Cette même année on relève un brevet pour un vélocipède à trois roues déposé en Grande-Bretagne par Denis Johnson. Mais une première application pourrait remonter à 1680 en Allemagne. En 1789 apparaissent les premières appellations de bicycle et de tricycle adulte ; ainsi que la création par les français Blanchard et Maguier d'un premier type à pédales[4]. Selon l'Office du Tourisme de Cholet[5], s'appuyant sur des travaux de l'historien Geoffrey Ratouis - dès 1840, le choletais Victor Foyer, serrurier-carrossier, aurait fabriqué un vélocipède à trois roues, complètement en fer léger, avec selle et frein[6]. Du fait de sa stabilité, le tricycle adulte va connaître un grand succès.

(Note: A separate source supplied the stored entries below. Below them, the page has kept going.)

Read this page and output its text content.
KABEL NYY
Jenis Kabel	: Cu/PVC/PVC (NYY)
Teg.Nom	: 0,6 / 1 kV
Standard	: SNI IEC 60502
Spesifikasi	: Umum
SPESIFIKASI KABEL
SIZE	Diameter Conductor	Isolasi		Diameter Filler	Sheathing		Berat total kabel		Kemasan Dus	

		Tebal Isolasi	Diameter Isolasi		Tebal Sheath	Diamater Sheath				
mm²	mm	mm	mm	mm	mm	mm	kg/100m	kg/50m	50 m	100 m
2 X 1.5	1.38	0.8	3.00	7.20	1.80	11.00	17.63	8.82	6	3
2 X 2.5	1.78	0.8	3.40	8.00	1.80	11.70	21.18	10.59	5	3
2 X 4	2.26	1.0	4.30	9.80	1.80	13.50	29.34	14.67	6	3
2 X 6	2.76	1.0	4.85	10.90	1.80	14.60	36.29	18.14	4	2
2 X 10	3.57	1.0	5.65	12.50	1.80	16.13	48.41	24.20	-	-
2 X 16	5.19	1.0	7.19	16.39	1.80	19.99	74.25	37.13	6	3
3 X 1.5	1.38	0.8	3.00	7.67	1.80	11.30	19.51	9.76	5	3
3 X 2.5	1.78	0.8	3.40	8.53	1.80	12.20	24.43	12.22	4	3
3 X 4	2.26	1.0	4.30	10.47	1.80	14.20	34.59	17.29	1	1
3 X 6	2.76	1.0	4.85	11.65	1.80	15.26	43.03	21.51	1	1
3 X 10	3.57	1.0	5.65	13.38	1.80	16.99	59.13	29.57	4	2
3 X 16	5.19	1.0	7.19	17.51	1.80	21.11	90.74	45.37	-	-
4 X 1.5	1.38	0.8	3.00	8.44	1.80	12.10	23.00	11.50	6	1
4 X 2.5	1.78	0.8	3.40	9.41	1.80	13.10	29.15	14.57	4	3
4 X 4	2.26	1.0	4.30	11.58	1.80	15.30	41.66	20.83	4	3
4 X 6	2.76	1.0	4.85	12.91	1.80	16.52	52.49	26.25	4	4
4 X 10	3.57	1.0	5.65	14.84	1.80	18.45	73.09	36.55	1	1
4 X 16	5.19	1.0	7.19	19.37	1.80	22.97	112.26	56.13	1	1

Le vélocipède tombé dans un relatif oubli fut amélioré par l'artisan serrurier Pierre Michaux, qui aurait inventé la pédale, avec son fils Ernest en 1861, produisant une machine appelée « vélocipède-Michaux » ou michaudine, vendue pour un minimum de 250 francs (soit une année de salaire d'ouvrier manuel)[Note 1]. L'engin connaît un beau succès dans la haute société : le fils de Napoléon III se met en tête de convertir toute la cour au « vélocipède », au point qu'on le surnomme « Vélocipède IV »[7]. Le Français Pierre Lallement a déposé le le brevet n° 59,915 pour le vélocipède. Comme il n'avait pas de ressort au siège, il fut aussi appelé "tapecul". Il a été amélioré dans les années 1869-1870 notamment par des bandages en caoutchouc plein (premier brevet pris le 24 novembre 1869 par Clément Ader) remplaçant le cerclage de fer et par des roues aux rayons métalliques en tension (brevet n° 86705 pris le 4 août 1869 par Eugène Meyer). Parmi ces inventions, le vélocipède à vapeur à propulsion par la roue arrière construit par Louis-Guillaume Perreaux, avec les établissements Michaux, dont un modèle existe au musée d'Île-de-France à Sceaux préfigure la moto : c'est le premier cyclomoteur.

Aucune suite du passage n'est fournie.